What just happened? After the massive Twitch leak earlier this week, hackers are now exploiting the frontend logic of the platform for their own amusement. All of this is said to be mounting on the Amazon-owned platform as a direct result of its negligence on the security side of things, so it looks like this could be just the start.
Twitch has been having a hard week, and it’s not quite over yet. This morning, hackers were able to deface the platform for a few hours, seemingly uninterrupted by anything other than their own laughter.

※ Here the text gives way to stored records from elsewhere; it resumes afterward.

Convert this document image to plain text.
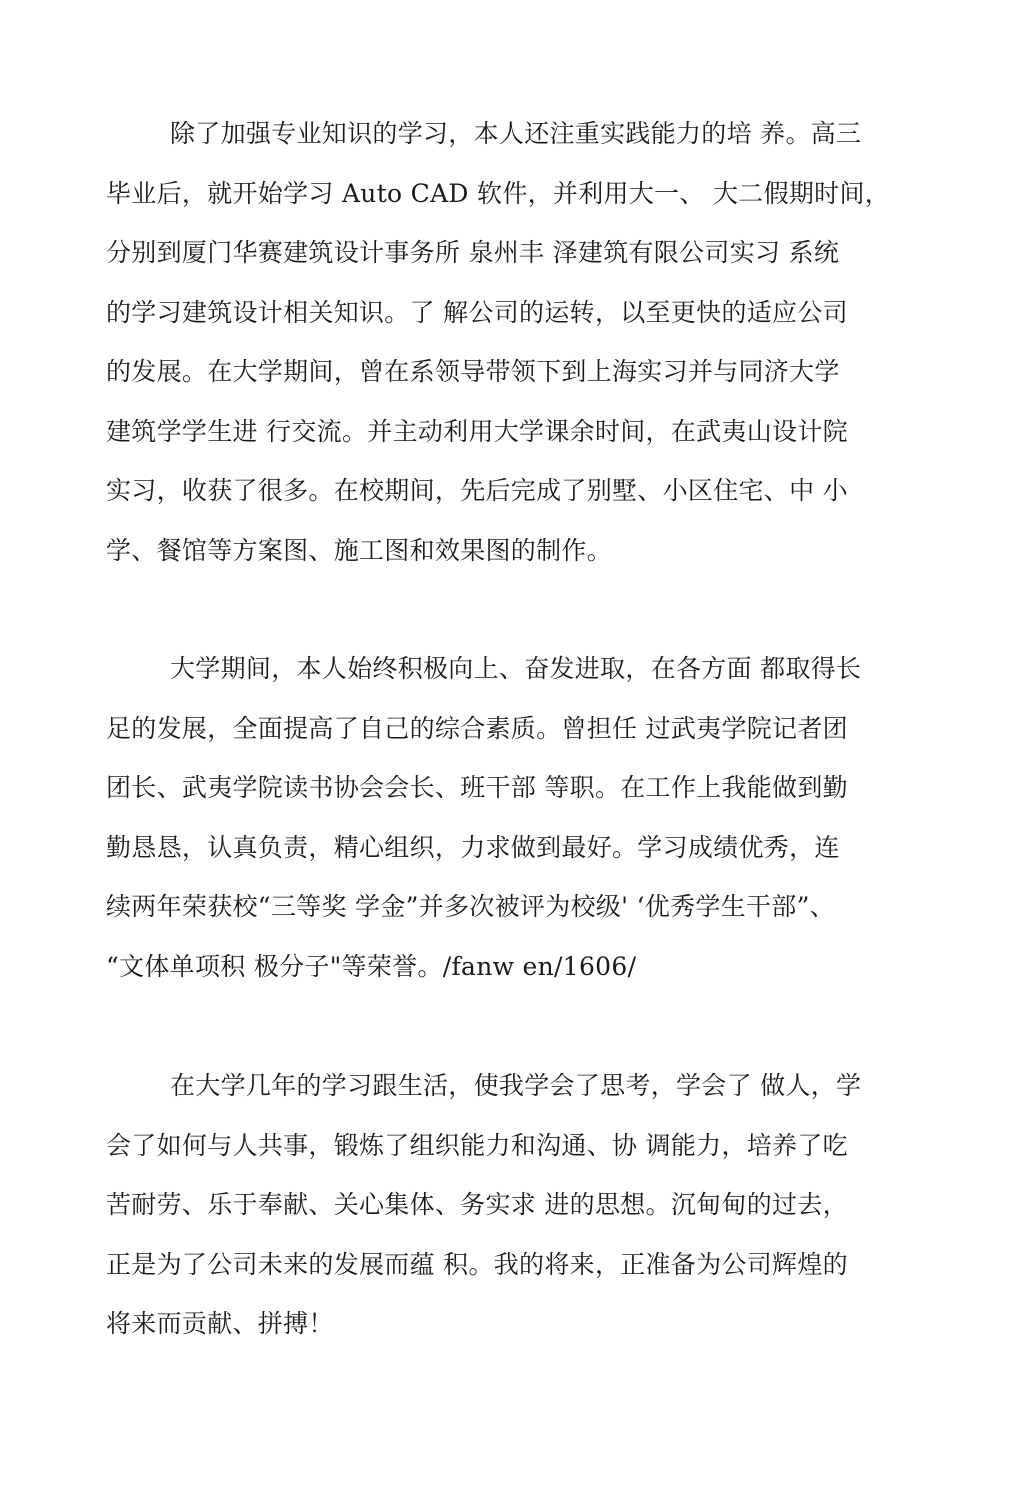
除了加强专业知识的学习，本人还注重实践能力的培 养。高三
毕业后，就开始学习 Auto CAD 软件，并利用大一、 大二假期时间，
分别到厦门华赛建筑设计事务所 泉州丰 泽建筑有限公司实习 系统
的学习建筑设计相关知识。了 解公司的运转，以至更快的适应公司
的发展。在大学期间，曾在系领导带领下到上海实习并与同济大学
建筑学学生进 行交流。并主动利用大学课余时间，在武夷山设计院
实习，收获了很多。在校期间，先后完成了别墅、小区住宅、中 小
学、餐馆等方案图、施工图和效果图的制作。
大学期间，本人始终积极向上、奋发进取，在各方面 都取得长
足的发展，全面提高了自己的综合素质。曾担任 过武夷学院记者团
团长、武夷学院读书协会会长、班干部 等职。在工作上我能做到勤
勤恳恳，认真负责，精心组织，力求做到最好。学习成绩优秀，连
续两年荣获校“三等奖 学金”并多次被评为校级' ‘优秀学生干部”、
“文体单项积 极分子"等荣誉。/fanw en/1606/
在大学几年的学习跟生活，使我学会了思考，学会了 做人，学
会了如何与人共事，锻炼了组织能力和沟通、协 调能力，培养了吃
苦耐劳、乐于奉献、关心集体、务实求 进的思想。沉甸甸的过去，
正是为了公司未来的发展而蕴 积。我的将来，正准备为公司辉煌的
将来而贡献、拼搏！
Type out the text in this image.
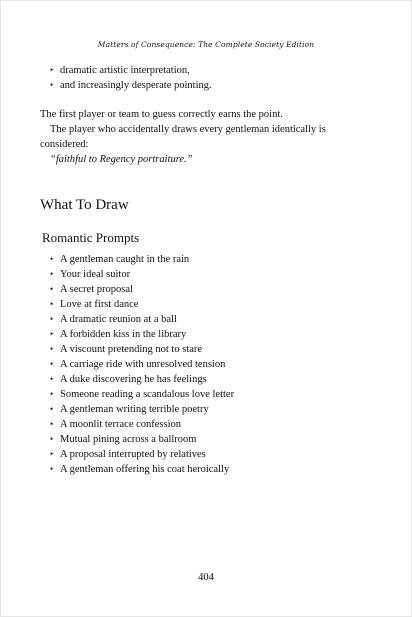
Matters of Consequence: The Complete Society Edition
• dramatic artistic interpretation,
• and increasingly desperate pointing.

The first player or team to guess correctly earns the point.

The player who accidentally draws every gentleman identically is considered:

“faithful to Regency portraiture.”

What To Draw
Romantic Prompts
• A gentleman caught in the rain
• Your ideal suitor
• A secret proposal
• Love at first dance
• A dramatic reunion at a ball
• A forbidden kiss in the library
• A viscount pretending not to stare
• A carriage ride with unresolved tension
• A duke discovering he has feelings
• Someone reading a scandalous love letter
• A gentleman writing terrible poetry
• A moonlit terrace confession
• Mutual pining across a ballroom
• A proposal interrupted by relatives
• A gentleman offering his coat heroically
404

Users who jumped on the Amazon-owned service were greeted by closeup images of Jeff Bezos when searching for GTA V, Dota 2, Apex Legends, Minecraft, Smite, Overwatch, Dead by Daylight, Final Fantasy XIV, and several other games. Apparently, hackers replaced many background game images with the creepiest photos of the Amazon chairman and founder they could find.
As of writing, the most likely explanation for this is that some people who got their hands on a treasure trove of information and code about Twitch’s inner workings are now abusing the site’s functionality for fun. As with all such leaks, it was only a matter of time before it would be exploited, and this is likely just the beginning.
It all started on Tuesday, when someone on 4Chan posted a torrent link to over 125 gigabytes of source code, API documentation, internal tools and unreleased projects, and more. This was supposedly done to spur more competition in the video streaming space, but a lot of people were drawn by leaked gross payouts for the most successful Twitch streamers.
Twitch has been investigating the incident, but only confirmed that a “malicious third party” had exploited an error in a server configuration change to perform the hack, and that sensitive information like credit card information wasn’t exposed. However, several former employees told The Verge the situation is a lot more complicated than the company is willing to admit.
One source claimed that Twitch had been receiving multiple warnings about security and safety issues, but the company often ignored them as it scrambled to launch new features and grow the platform as quickly as possible.